Need the first day d such that t is a subsequence of s repeated d times.

For every character, store all positions in one copy of s. Scan t greedily while keeping the next usable position cur in the current copy:

• if the character appears at some position >=cur, use the first such position;
• otherwise move to the next copy/day and use the first occurrence of that character.

Greedy is optimal for subsequence matching because using the earliest possible occurrence leaves the maximum suffix for later characters.

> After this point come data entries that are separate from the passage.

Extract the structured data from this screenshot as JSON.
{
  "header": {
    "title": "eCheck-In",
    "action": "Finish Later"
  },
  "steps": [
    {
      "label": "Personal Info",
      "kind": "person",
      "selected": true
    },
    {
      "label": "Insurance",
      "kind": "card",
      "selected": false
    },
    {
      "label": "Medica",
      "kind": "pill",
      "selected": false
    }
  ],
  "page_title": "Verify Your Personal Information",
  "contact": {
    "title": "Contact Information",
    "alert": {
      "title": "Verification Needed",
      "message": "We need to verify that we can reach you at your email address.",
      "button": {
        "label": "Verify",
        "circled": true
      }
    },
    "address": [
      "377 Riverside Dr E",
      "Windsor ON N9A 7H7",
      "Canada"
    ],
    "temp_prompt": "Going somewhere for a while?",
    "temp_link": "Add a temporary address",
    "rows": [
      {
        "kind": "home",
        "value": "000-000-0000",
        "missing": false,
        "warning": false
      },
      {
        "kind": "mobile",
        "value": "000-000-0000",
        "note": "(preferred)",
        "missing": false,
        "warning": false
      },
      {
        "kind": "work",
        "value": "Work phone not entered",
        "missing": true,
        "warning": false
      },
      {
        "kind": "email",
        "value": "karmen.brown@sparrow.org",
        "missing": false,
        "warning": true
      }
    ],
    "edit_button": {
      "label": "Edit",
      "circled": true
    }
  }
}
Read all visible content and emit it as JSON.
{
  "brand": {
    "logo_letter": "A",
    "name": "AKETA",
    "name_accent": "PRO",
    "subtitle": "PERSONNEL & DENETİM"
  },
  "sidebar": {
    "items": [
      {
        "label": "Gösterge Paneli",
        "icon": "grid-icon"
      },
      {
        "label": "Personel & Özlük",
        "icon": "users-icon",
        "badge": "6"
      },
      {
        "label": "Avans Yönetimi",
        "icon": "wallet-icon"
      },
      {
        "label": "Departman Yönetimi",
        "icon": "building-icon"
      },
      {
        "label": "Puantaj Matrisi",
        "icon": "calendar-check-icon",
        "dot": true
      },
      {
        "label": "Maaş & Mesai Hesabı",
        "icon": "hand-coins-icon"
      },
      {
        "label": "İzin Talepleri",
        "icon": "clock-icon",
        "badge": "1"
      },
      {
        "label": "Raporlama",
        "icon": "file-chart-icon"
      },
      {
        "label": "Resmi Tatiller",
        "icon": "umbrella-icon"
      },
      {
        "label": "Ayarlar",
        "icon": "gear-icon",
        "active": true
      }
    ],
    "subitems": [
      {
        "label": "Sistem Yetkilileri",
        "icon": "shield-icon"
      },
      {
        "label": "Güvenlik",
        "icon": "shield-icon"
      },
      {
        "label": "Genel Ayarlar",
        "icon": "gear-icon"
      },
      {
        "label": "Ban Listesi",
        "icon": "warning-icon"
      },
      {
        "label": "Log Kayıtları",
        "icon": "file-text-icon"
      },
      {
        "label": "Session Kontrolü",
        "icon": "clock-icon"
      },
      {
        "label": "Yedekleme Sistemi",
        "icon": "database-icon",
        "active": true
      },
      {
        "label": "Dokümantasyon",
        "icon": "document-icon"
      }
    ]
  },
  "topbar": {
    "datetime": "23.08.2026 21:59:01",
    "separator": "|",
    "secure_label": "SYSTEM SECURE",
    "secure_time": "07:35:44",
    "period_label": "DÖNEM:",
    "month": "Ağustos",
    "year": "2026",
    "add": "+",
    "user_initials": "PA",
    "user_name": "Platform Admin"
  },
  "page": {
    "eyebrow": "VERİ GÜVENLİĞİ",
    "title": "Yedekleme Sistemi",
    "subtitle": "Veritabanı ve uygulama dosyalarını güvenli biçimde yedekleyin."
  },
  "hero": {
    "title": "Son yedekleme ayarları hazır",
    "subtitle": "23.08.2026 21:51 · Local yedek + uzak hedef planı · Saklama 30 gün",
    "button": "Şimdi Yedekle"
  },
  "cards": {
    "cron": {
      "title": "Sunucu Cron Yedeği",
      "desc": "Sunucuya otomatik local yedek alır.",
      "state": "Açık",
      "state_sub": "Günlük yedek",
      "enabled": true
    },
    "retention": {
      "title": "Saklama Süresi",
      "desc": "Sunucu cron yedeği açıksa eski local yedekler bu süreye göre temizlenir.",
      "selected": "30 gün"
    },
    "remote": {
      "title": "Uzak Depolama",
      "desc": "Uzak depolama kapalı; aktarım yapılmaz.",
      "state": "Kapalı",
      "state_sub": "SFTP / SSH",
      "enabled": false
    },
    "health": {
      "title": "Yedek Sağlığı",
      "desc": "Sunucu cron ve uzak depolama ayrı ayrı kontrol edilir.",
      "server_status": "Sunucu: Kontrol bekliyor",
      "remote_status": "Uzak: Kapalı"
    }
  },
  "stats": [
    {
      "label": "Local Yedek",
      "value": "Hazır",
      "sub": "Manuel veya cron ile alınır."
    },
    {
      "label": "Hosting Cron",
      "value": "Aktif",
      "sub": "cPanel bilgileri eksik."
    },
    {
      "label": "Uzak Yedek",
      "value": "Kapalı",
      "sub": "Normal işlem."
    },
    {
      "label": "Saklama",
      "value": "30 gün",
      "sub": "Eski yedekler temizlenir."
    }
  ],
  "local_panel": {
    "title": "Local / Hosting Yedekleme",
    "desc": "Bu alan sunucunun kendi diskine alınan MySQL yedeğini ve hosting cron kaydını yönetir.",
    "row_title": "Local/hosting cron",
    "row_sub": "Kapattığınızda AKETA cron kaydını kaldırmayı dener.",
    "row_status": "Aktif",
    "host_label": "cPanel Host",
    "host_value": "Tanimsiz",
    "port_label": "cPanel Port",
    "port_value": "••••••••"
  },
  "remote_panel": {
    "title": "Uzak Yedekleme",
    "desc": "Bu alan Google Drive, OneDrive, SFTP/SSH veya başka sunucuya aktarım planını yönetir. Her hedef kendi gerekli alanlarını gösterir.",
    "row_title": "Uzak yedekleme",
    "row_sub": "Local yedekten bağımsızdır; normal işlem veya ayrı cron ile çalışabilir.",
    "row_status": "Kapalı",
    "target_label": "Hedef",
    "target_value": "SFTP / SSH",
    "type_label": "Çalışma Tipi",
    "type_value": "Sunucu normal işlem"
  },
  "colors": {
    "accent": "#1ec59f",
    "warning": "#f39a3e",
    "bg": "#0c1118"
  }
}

Complexity: O((|s|+|t|) log |s|), alphabet is 26.

代码

来源：problems/cf104114A/solution.cpp

#include<bits/stdc++.h>
using namespace std;
using ll=long long;

int main(){
    ios::sync_with_stdio(false);
    cin.tie(nullptr);

    string s,t;
    cin>>s>>t;

    vector<int> pos[26];
    for(int i=0;i<(int)s.size();i++) pos[s[i]-'a'].push_back(i);

    ll ans=1;
    int cur=0;
    for(char ch:t){
        auto &v=pos[ch-'a'];
        auto it=lower_bound(v.begin(),v.end(),cur);
        if(it==v.end()){
            ans++;
            cur=v[0]+1;
        }else{
            cur=*it+1;
        }
    }
    cout<<ans<<"\n";
    return 0;
}